The relationship you cannot get out of

I guess a relationship I've been in for a while has been like a couple in a loveless marriage. There's little fun, no intimacy, no reciprocal exchanges. They are there for for some sort of necessity (taxes, health insurance, financial, or even social). Sometimes there may be low-grade abuse or a chronic disengagement with each other. Yes, this has been going on for just over a dozen years.

There's disappointment. I thought I was doing what I needed to keep up my end. I thought I knew what I needed to do, and to the point of constantly stretching and contorting myself, yet the overall sense never changed. I wondered if it was me, what was I doing wrong? Then, there's the other side. They were very demanding, and things would turn on a dime. I didn't have too much say in those things or the direction things would take. If you've been reading, you've already seen the chaos I've described.

Then, the relationship perhaps stopped being on the agreed-upon terms; when that happened, I'm not sure.
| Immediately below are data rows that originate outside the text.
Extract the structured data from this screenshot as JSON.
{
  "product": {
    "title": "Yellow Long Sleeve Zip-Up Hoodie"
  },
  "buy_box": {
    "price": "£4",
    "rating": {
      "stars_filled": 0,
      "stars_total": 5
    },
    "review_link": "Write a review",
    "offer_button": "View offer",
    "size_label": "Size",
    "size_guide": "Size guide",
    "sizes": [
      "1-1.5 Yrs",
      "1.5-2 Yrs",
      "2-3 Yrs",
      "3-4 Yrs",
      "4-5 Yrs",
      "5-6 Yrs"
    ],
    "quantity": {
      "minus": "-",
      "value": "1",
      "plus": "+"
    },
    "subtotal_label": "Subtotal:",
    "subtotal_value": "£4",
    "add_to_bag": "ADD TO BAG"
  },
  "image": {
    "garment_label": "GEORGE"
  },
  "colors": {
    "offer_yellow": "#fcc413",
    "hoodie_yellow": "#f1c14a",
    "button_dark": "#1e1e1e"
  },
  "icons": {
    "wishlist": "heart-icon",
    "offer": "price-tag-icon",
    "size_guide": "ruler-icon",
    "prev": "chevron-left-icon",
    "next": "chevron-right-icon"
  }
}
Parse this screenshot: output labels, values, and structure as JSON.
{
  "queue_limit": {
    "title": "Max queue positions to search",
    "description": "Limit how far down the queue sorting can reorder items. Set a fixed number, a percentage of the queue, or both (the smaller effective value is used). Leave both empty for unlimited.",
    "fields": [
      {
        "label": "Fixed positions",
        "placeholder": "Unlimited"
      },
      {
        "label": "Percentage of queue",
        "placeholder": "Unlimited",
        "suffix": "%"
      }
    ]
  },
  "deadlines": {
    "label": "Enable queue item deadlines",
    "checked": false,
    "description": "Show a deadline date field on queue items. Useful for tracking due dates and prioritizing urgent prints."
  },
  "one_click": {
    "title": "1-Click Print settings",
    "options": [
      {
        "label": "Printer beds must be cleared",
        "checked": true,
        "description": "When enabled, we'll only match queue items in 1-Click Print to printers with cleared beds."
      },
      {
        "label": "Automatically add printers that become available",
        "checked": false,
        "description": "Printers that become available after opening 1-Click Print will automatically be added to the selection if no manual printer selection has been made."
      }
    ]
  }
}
It was just becoming clear that I needed to change, I had to deny myself, and I needed to 'take it.' I discovered some changes were around the bend, and there was nothing I could do about it. All I knew was it was going to cause considerable pain to me and others.

Sometimes an outsider notices things and innocently says something that rang true. They notice the nature and conditions of things that I've been blind to or denied. Someone said I didn't seem to be getting what I deserved. Another person succinctly said the relationship was not what I thought it was and gave convincing evidence of that; things really aren't what I (or the other half of the relationship) seemed to think.

After a scrape last week, I decided to get a little time away to get my head straight and clear after getting slammed with frustration and another unreasonable demand. I mean, Mack Truck slammed.

I guess it's what it takes for me to finally claw through the anger and fear, and call things for what they really are. It's time for me to reclaim my voice: "no, this is not okay!" It's also time for me to take some action even thought I've tried dozens of times to get out of this, but to no avail.

Of course I'm frightened. Things have been a certain way for a long time and change is scary. I'm nervous that I'll have to settle, but maybe that's not a bad thing. I'm nervous about going without for a long time. Maybe I'll never get anything near this? I'm lovely but weird and difficult at times, and I'm aging; who will take me?


In case you wondered, I'm talking about my job. I once joked to co-workers that the place is like a relationship you cannot get out of. You get barely enough to get you by and you absolutely hate that, but you do care and there is love (although there's also hate). All of the above rings true for me.

I think I have little choice but to listen to what I've been noticing: my former boss's death soon after their retirement (and that they spent their whole career there), the dream where I danced while the building burned down. I know I have a tendency to panic, but maybe there's a true alert underneath all of that.

I just hope for the best, hope for the best, and hope for the best.

There's more to all of this in my own pretty head, especially with my changing definition of success, my life goals, and a right to be. After I was relieved of a significant responsibility, my former boss thought I was gonna buy a van, run away from here, and live out of it while I traveled the US. I'd rather than not do that, especially since it's so hard to get by nowadays, but wow... They definitely sensed the freedom behind a move like that, and perhaps that it was something they figured I thirsted to have.

There just gets to be a point where I had to really think about myself rather than that extremely loveless relationship and what it gave me to get by.